Another way to put this: subtle manipulation is a form of shutdown-resistance, because (relative to unsubtle manipulation) it involves paying costs to shift probability mass towards longer trajectories.
Are you so sure that unsubtle manipulation is always more effective/cheaper than subtle manipulation? Like, if I’m a human trying to gain control of a company, I think I’m basically just not choosing my strategies based on resisting being killed (“shutdown-resistance”), but I think I probably wind up with something subtle, patient, and manipulative anyway.
I may not understand your thing fully, but here’s my high-level attempt to summarize your idea:
I didn’t see anything in your document that addresses my point about money-maximizers being easier to build than IPP agents (or corrigible agents) and thus, in the absence of an instruction to make corrigible sub-agents, we should expect sub-agents that are more akin to money-maximizers.

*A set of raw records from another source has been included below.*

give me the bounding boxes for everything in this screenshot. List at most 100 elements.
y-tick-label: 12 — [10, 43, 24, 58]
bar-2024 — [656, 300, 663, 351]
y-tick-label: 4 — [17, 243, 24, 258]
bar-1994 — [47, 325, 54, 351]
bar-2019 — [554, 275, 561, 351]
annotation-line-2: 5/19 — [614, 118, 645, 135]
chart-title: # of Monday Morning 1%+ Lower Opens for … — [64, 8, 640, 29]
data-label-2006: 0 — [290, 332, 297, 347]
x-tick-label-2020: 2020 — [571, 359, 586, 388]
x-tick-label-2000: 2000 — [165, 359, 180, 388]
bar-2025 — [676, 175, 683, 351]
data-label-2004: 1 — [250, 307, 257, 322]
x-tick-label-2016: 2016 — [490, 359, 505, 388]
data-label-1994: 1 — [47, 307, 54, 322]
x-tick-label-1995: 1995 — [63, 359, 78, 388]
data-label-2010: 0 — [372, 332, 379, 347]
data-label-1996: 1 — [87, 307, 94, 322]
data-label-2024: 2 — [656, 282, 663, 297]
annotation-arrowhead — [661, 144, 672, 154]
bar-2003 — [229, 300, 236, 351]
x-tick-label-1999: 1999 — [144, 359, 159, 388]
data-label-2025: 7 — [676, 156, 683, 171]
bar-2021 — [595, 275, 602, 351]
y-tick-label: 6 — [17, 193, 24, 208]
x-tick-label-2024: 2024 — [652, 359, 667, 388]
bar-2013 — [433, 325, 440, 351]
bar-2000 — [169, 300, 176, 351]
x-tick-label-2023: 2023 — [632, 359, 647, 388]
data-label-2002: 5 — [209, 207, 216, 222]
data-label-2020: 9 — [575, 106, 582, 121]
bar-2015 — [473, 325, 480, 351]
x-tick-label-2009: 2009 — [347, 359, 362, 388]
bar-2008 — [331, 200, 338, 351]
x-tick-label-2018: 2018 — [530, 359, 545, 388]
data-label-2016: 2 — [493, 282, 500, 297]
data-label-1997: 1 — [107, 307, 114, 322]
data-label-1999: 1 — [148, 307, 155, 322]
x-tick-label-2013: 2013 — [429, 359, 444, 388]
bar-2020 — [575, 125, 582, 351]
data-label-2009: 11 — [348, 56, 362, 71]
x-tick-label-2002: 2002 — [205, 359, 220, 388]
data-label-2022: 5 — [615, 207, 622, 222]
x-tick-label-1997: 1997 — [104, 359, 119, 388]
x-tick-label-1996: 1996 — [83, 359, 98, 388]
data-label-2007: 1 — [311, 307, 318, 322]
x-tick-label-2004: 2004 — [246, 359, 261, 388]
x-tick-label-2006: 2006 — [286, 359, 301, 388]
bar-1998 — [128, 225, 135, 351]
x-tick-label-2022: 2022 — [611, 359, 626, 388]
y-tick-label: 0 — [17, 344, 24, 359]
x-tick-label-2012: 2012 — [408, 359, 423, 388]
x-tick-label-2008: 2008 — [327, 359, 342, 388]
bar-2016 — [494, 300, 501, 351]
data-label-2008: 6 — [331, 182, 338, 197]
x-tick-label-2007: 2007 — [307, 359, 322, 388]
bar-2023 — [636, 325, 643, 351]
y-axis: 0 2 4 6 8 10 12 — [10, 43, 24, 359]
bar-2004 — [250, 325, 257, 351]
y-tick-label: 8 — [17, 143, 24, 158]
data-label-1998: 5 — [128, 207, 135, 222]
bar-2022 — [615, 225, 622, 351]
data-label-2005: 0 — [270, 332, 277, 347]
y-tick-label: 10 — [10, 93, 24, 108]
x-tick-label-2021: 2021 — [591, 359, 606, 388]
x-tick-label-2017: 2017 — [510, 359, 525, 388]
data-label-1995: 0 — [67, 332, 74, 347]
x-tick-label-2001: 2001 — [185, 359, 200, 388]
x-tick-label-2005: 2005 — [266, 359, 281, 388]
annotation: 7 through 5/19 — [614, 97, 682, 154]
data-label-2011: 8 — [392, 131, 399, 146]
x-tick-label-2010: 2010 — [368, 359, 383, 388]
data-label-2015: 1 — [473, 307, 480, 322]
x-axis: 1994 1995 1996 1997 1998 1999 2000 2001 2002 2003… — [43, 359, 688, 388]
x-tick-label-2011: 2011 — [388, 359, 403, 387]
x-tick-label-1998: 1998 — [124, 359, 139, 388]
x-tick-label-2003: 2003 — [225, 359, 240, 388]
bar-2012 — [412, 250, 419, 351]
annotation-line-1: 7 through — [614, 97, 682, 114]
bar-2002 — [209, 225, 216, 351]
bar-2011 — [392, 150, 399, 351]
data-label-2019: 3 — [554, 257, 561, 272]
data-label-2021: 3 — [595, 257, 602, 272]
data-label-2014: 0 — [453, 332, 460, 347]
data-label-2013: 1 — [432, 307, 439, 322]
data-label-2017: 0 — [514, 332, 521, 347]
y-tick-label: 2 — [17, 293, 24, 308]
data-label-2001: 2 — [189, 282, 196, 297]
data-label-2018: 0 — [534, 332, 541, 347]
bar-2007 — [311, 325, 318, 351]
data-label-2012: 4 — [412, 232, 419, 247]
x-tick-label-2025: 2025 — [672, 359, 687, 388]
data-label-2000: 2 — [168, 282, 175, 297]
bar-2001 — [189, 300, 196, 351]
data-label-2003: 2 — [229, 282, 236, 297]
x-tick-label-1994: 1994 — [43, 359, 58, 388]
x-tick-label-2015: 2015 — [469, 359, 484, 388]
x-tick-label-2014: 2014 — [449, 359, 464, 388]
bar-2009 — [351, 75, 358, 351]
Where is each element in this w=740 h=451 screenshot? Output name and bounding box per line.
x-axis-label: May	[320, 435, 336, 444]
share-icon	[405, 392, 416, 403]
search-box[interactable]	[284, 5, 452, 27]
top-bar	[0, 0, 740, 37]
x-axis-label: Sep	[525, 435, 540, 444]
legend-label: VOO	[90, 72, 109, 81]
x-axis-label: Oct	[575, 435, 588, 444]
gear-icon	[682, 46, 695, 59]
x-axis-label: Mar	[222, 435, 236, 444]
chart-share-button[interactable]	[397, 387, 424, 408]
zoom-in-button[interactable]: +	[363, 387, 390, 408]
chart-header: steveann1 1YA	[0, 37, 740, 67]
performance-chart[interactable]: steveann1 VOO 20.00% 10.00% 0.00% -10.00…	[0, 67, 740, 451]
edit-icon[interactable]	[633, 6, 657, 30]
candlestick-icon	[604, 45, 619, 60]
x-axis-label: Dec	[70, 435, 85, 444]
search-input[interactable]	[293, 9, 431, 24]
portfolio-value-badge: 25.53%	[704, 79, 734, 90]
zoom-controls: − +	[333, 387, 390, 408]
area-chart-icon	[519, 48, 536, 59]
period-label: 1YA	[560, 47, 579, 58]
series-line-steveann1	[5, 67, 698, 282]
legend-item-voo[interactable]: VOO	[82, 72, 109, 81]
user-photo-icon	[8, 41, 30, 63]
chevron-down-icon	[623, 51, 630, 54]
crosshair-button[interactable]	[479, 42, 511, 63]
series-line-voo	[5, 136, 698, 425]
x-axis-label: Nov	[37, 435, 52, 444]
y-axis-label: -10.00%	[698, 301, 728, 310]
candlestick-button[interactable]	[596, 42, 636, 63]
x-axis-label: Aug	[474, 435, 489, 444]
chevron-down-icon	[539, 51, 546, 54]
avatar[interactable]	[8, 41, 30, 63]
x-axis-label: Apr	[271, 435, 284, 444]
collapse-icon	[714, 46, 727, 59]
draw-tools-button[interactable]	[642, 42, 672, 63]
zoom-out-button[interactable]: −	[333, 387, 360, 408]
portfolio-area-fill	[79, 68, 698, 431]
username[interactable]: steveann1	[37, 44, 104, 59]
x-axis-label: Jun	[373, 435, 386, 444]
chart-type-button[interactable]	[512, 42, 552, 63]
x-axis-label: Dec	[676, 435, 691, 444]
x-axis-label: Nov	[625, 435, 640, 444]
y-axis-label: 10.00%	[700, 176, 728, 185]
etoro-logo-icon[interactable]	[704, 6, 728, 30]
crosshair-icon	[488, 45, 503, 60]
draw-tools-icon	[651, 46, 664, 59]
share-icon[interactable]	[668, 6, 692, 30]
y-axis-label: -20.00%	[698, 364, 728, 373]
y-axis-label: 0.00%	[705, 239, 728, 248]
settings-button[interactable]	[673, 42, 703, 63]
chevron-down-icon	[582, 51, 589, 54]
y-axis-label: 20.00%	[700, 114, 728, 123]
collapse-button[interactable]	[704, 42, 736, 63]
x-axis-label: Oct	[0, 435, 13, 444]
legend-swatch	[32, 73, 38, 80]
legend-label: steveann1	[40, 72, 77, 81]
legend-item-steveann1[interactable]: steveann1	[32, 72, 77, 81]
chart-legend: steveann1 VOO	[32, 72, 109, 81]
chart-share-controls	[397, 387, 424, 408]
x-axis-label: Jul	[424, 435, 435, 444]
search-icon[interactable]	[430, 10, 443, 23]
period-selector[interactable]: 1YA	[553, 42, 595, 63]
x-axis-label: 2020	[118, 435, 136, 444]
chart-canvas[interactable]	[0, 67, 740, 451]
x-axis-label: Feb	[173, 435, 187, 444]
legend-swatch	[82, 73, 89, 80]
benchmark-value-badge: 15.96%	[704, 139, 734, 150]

But perhaps your rebuttal will be “sure, but we can just instruct/train the AI to make corrigible sub-agents”. If this is your response, I am curious how you expect to be able to do that without running into the misspecification/misgeneralization issues that you’re so keen to avoid. From my perspective it’s easier to train an AI to be generally corrigible than to create corrigible sub-agents per se (and once the AI is generally corrigible it’ll also create corrigible sub-agents), which seems like a reason to focus on corrigibility directly?